Griffin’s comfort, Gores knew, would be critical for the Pistons to start ticking off everything he wants to achieve – to deliver a championship-caliber team to Pistons fans and use that enhanced platform to help further Detroit and the region’s transformation. It’s an approach Gores doesn’t just apply to star players; it’s a connection he strives for with all players brought into the fold.

“I’ve always made a point to get to know our players, to make a personal connection,” he said. “For me, these relationships are bigger than basketball. That’s part of the culture we’ve established with the Pistons.”

Griffin was admittedly caught off guard by the trade, especially since he’d only last summer signed a five-year contract. But he’d had a chance to talk by phone with Stan Van Gundy before arriving at the Gores home and requested video clips to get a jump start on how he’d fit with his new team.

The Griffin brothers and Goldfeder arrived separately between 7 and 7:30 p.m., a few hours after the teams had formally agreed to the six-player swap.

Gores joined them a few minutes after Blake Griffin arrived, delayed momentarily because he was finishing a phone conversation with Tobias Harris, thanking him for his two years with the Pistons that included the 2016 playoff drive to give Gores his first taste of the postseason since buying the franchise in 2011.

There was a nearly immediate familiarity as Gores welcomed Griffin to the family, he said.

“Going to Tom’s house and sitting down to talk to him was awesome,” Griffin said. “I felt welcome and part of the family right away. He was unbelievable. He talked about his personal story, about him as an owner, and he just put my mind at ease knowing that he was personally invested in this.”

Before the evening was too far along, Gores’ wife, Holly, and their teen son, Charles, joined the gathering. Griffin grew up and attended college in Oklahoma and Holly Gores spoke of the shared Midwestern values Griffin would come to find in Michigan. Then Charles struck a cord – as a teenager for whom moves can be jarring – when he explained his belief Griffin would enjoy the people and communities he’d find in and around Detroit.

“He was great,” Griffin said. “He kind of reminded me that at the end of the day it’s about the people you’re surrounded with. Once I got here, I definitely saw what he was saying. It reminds me a lot of home – the quality of the people that genuinely care, people that are excited about sports. All of that, it’s definitely made this transition much, much easier.”

Toward the end of the four-hour get-together, Tom Gores and Blake Griffin squared off in a pool match against Taylor Griffin and Goldfeder on the patio.

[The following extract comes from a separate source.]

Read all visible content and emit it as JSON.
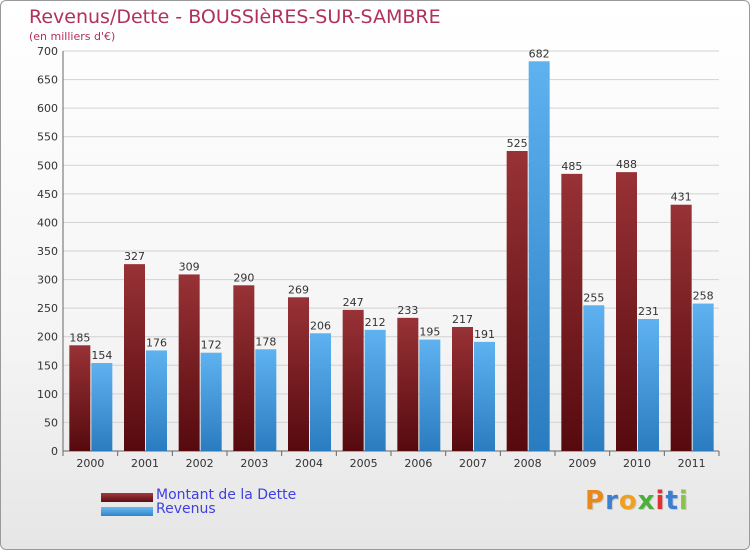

Owner and superstar saw in each other a common trait.

“He’s a competitor,” Griffin smiled. “It was myself and him against my brother and my agent. We took that one. It was a good first win.”

Through their friendly bantering, the courses of food being delivered throughout the evening and in the way Gores observed Griffin going for that “first good win,” the wisdom of the trade was reinforced for him.

“I could tell how competitive he is,” Gores said. “I wanted to know what he was thinking. How did he feel about the move? What are his thoughts? He’s incredibly smart and a real pro. I value his opinion a lot. It was clear right away that Blake is more than a great basketball player – he’s a natural leader. He has great character, believes in hard work and competing to the highest standard.”

“We were very quickly on the same page with the same view of what we want to achieve and the approach to get there,” Gores said. “He’s definitely hit the ground running. It’s been great to see how his teammates, the whole organization and the fans have embraced him.”

As they parted, Taylor Griffin made a joking request of his hosts.

“There was a full spread of food,” Blake Griffin said. “We ate, but we were talking and the food kept coming every 30 minutes. At the end, my brother asked for a carryout box.”

The Griffin brothers and Goldfeder took away something more lasting – the assurance that this next chapter of Blake Griffin’s career would be built on a foundation of family and trust.